For a long time there was an established narrative, both within and without the conservative movement, that in the early 1960s William F Buckley and his allies banished the John Birch Society and other fringe elements from the conservative movement, paving the way for the more economically-focused John the Baptist Goldwater and redeemer Reagan. Conservatives have been very invested in this narrative, and defend it vigorously. Allan J Lichtman has questioned this view, and thus entitled his stellar history of the conservative movement White Protestant Nation, drawing a rebuke from David Frum in his book review. He saw movement conservatism as a repository of noble ideas, not resentments aimed at preserving a certain kind of country and social order.
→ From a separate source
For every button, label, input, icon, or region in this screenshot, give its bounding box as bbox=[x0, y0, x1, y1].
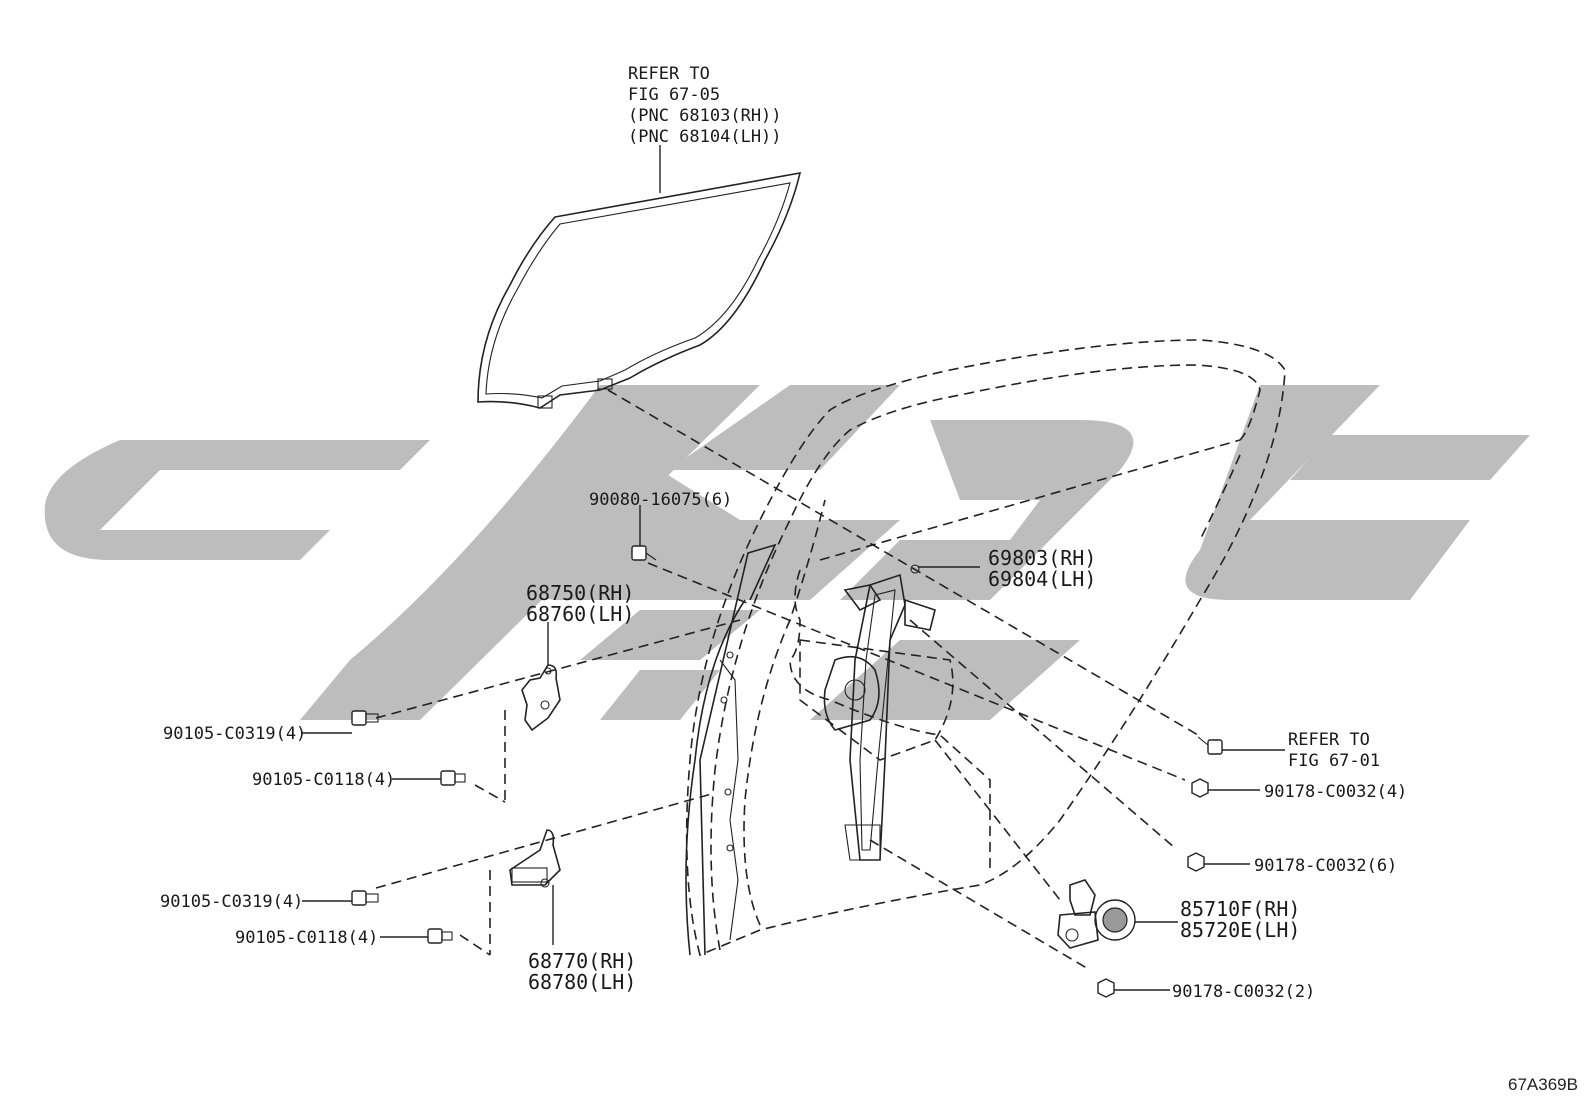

This election year, however, appears to have proven Lichtman's thesis. It seems that, contrary to the old narrative, that the Birchers and assorted right wing practitioners of what Richard Hofstadter called the "paranoid style" never went away at all. The so-called "alt-right," inheritors of the racist and xenophobic traditions in conservatism dating to the 1920s, now have more pull with the Republican nominee than the free marketeers who think they represent conservatism. That candidate has built his campaign on whites resentful over losing "their" country, exactly the kind of thing that Lichtman saw as the core of conservatism.

Like most funguses, the nationalist right has flourished in darkness on a diet of eating shit. For years it lurked in the background, finding an airing in the less savory corners of the talk radio world apart from the Hannitys and Limbaughs. Those who fancied themselves the leaders of the conservative movement looked up to economists like Hayek and Friedman, and writers like Ayn Rand. They really thought that their movement was united by notions of limited government and cultural restoration.

Like Mao's army during the Long March or Castro's guerillas up in the Cuban mountains, the Birchers bided their time in the boondocks, gathering strength and ready to strike at the movement's rulers, who were losing legitimacy faster than they realized. Sarah Palin's vice presidential candidacy was like the attack on the Moncada barracks: a failure in the short term, but galvanizing. Soon came Glenn Beck and the Tea Party and the cries of "take our country back," the phrase that encapsulates the true heart of modern conservatism. The election of a black liberal president tipped the balance in favor of the Birchers. They had the power of the conservative lizard brain's revulsion on their side, which wipes the floor with the intellectual conservatism of the likes of Frum, David Brooks, and George Will.

The average conservative foot soldier has no clue who the Cato Institute or Friedrich von Hayek or Milton Friedman or Arthur Laffer are. They are much more likely to know Alex Jones, who is the most listened-to practitioner of the paranoid style in many decades. The average conservative is not a college young Republican with a copy of The Fountainhead on their nightstand. It's an exurban talk radio fan driving a pick up truck to their lower middle class job while listening to Michael Savage. Instead of being defeated in the early 1960s, the Birchers have played the long game, and are now running the show. The Frums, Brookses, and Wills of the world are modern day Alexander Kerenskys, victims of the revolution they were foolish enough to think they were in control of.